How to increase your computer’s lifespan

We are often asked by clients for recommendations when they are buying a new computer. One of the most common questions is “how long will a new computer last?” The reality is there is not a definitive answer to this question, as there are a lot of variables. One of those variables is how well the machine is maintained.

Basic computer care, especially of a computer that an employee did not pay for, can sometimes be overlooked or down right ignored. You should look at a new computer as an investment and treat it as such. Here are some guidelines to ensure you get the most out of your new machine.


Looking for optimal lifespan?

  • Tower or desktop computers usually last longer than laptops as it is easier and more viable to replace and upgrade parts.

Do not plug it in directly to an outlet.

  • A surge protector is a cheap fail safe in case of an extreme power surge.

  • Make sure your surge protector is working, most have a status light you can check.

  • Surge protectors do have limits. It is a good idea to unplug your surge protector during a thunderstorm.

  • Buy a UPS, or uninterruptible power supply. This can give you time to cleanly shut down your machine in case of a power surge or outage.


  • Don’t click links or attachments without knowing what you are clicking on.

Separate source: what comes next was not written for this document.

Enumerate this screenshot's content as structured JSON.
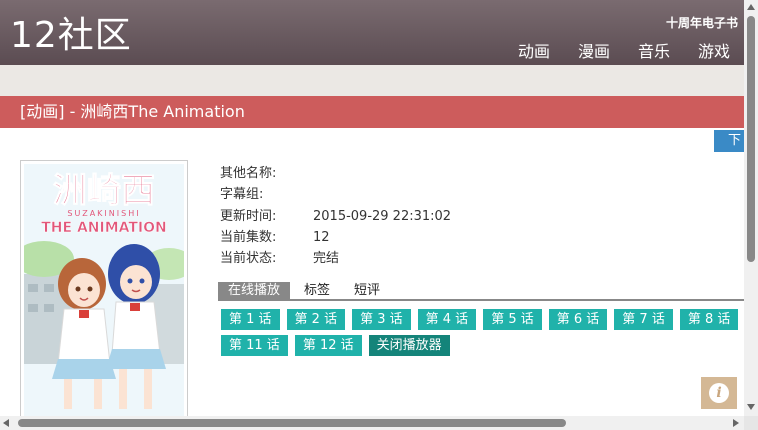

  • Practicing basic computer security can keep your machine clean of malware and viruses, mitigating the stress these programs can inflict on hardware.

Keep it clean:

  • Dust and debris builds up over time. Use canned air blow out the vents in the machine.

  • Debris can keep the machine from getting crucial airflow to keep the machine cool.

  • If it overheats, components start to fail. This can lead to poor performance or a premature replacement.


  • Don’t push it against a wall, stack of books or papers.

  • There are air vents on all machines, make sure they are not blocked.

  • Don’t put it in an enclosed space or cabinet and don’t put it next to a heating vent.

Hard drive care:

  • Hard drives can become corrupt with errors due to hard shutdowns, crashes and constant abuse. This can lead to damaged or lost files and the feared Blue Screen of Death.

  • There are free, built in tools that can be used to maintain your hard drive. Running the check disk tool once a month will scan for your drive for errors. If found, you can run a repair. But be aware, this process can take an hour or more.

  • You can also purchase a machine with a Solid State Drive. These drives are not only faster but will last longer than mechanical drives.


  • You should always have some kind of antivirus software on your machine to protect against malware and viruses.

  • These malicious programs can cause performance issues that could lead to replacing a machine that just needs to be scanned and cleaned. While malware usually doesn’t cause physical damage they can be responsible for costly downtime.

Run updates:

  • Program and system updates close security holes and improve overall performance. This will help eliminate false flags of age or ware.

Don’t move it:

  • Obviously, you can move a laptop, but try to limit it to when it is off. The same goes for a tower computer. If you must move it, even if it is just to pick up a rouge pen that rolled off the desk, make sure it is off.

The sweet spot of I/O:

  • It is recommended to turn your machine off when it is not in use. However, it is not optimal to turn your machine off EVERYTIME you are not using it. Shutting down every night is great. At an absolute minimum, you should shut it down once a week.

  • Maybe your machine is slow and the boot up process takes forever. This discourages reboots and shutdowns leading to machine being left on for days, weeks, even over a year in a few cases. This is not good for the machine either. We all need to rest, even PCs.

Battery care:

  • Don’t leave laptops plugged in all the time.

  • Occasionally let the battery drain completely before charging again. This will extend the life of the battery.

If you are purchasing a new computer or just trying improve the lifespan of your current machine, follow these guidelines and you will get the most out of your investment.